The Gamma Group has a piece of spyware called FinSpy that can hook into just about any Android, Blackberry, and older Microsoft phone. But it can’t touch an iPhone unless the user has changed its core security through the process of jailbreaking.

First noticed by The Washington Post, a leaked document from the Gamma Group reveals the details. Dated April 2014, the document says that FinSpy is “designed to help Law Enforcement and Intelligence Agencies to remotely monitor mobile phones and tablet devices.” Once installed, it can relay messages, phone calls, location data, contacts, and more.

Screen Shot 2014-08-11 at 9.20.03 PM

In a chart showing the spyware’s support platforms, iOS is only listed as jailbroken. The process of jailbreaking through a free tool like Evasi0n gives the user root access to make filesystem changes Apple doesn’t allow in iOS otherwise. Unsigned code can then be run outside what’s in the App Store, and that’s the only way FinSpy can work.

So far, FinSpy has been used to spy on computers in the U.S., U.K., Germany, Russia, Iran, and Bahrain. The NSA recently came under fire for spying on the American public, and Apple has repeatedly denied that it’s created backdoors into its products for government surveillance.

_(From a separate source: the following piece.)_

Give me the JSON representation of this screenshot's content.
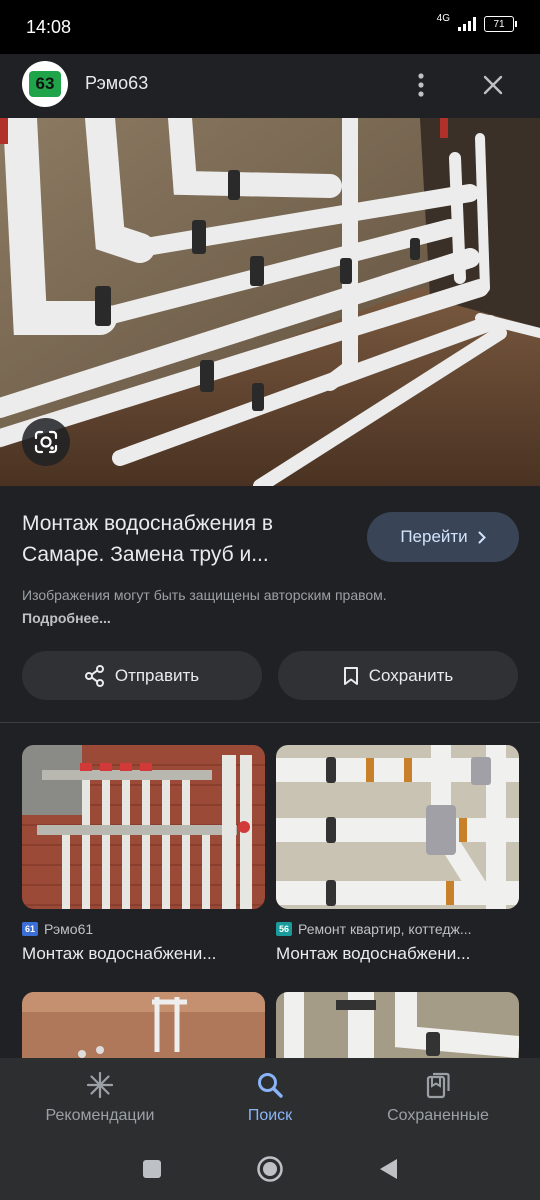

Apple executives tout iOS’s security over other mobile platforms whenever they can. Security research consistently shows that the vast majority of mobile malware is targeted at Android.

But there’s always the chance that someone will find a way to hack into the iPhone like other platforms. Georgia Tech researchers will soon publish a study the details how to create a botnet out of iPhones. The catch is that it requires an exploit in connecting over USB to a Windows PC.